Their task is to stand in the gap and take the place between present and future, between reality and opportunity, between what Bucky Fuller called present state and preferred state, between one possibility and another—and design, implement and sustain the bridge.

Why do people do this? To get rich, right? For the potential hockey stick payoff? Well, yes and no. “Everyone knows” the purpose of business is to maximize returns, whether for the entrepreneur or the shareholders. But “everyone” isn’t always right. Observers as diverse as management consulting guru Peter Drucker, Bank of America (NYSE: BAC) founder A.P. Giannini and cybernetician Stafford Beer—oh, and me—have long recognized the purpose of business as accomplishing what the business is designed to do. Profit is the consequence of doing that well, a way of keeping score.
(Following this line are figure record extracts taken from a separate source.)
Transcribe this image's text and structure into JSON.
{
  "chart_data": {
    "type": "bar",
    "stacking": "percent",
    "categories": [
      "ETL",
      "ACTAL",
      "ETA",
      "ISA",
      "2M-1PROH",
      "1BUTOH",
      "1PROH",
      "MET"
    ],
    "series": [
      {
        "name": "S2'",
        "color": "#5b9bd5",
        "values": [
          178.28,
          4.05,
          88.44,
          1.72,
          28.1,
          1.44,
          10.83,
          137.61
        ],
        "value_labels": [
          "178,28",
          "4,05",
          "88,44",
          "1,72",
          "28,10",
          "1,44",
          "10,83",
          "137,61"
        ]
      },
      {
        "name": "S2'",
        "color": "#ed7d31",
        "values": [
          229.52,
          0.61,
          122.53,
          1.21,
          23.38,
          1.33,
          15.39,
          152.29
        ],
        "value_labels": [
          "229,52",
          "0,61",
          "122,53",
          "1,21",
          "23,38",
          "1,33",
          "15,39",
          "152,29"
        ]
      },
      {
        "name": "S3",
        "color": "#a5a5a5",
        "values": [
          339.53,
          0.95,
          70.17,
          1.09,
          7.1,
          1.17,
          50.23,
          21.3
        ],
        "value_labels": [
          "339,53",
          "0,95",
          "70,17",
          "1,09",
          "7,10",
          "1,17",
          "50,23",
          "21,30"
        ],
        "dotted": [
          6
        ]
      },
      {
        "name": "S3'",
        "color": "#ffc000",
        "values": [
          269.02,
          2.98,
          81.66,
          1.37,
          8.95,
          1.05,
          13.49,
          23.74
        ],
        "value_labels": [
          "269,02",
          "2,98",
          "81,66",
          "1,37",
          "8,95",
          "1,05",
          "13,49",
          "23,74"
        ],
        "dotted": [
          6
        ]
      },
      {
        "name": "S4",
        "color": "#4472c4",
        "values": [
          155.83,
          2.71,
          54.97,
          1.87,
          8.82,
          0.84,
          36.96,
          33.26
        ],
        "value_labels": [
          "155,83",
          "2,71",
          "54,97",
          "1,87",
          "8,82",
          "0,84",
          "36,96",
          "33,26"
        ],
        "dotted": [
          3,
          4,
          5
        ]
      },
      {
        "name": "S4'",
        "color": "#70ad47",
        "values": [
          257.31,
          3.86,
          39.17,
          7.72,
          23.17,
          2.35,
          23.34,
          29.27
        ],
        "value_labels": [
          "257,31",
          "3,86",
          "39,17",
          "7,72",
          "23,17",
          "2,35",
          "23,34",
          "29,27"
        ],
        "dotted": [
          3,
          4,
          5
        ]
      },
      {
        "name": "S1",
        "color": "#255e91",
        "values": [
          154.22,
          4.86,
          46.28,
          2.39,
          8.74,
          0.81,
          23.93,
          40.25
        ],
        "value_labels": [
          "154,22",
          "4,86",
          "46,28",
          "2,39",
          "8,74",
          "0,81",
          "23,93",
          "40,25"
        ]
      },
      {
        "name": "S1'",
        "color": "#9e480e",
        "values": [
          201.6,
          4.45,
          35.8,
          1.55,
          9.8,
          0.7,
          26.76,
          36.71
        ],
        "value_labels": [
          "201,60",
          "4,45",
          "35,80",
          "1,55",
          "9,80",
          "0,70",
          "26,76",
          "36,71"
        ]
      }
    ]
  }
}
Or, as I often tell my clients, no one thinks the purpose of their business is to pay the light bill. Utility bills are just a cost of doing business. Yet, for some reason, people think the purpose of their business is to pay their shareholders. Perhaps paying the shareholders for the use of their capital is just a cost of doing business as well.

Ask Whole Foods (Nasdaq: WFMI) CEO John Mackey to name his No. 1 stakeholder, and he won’t say shareholders. They’re No. 3. Customers? Nope, No. 2. Employees, says Mackey, are the key constituency, since without satisfied employees you don’t get satisfied customers; and without satisfied customers, you not only can’t pay your shareholders—you don’t have a business.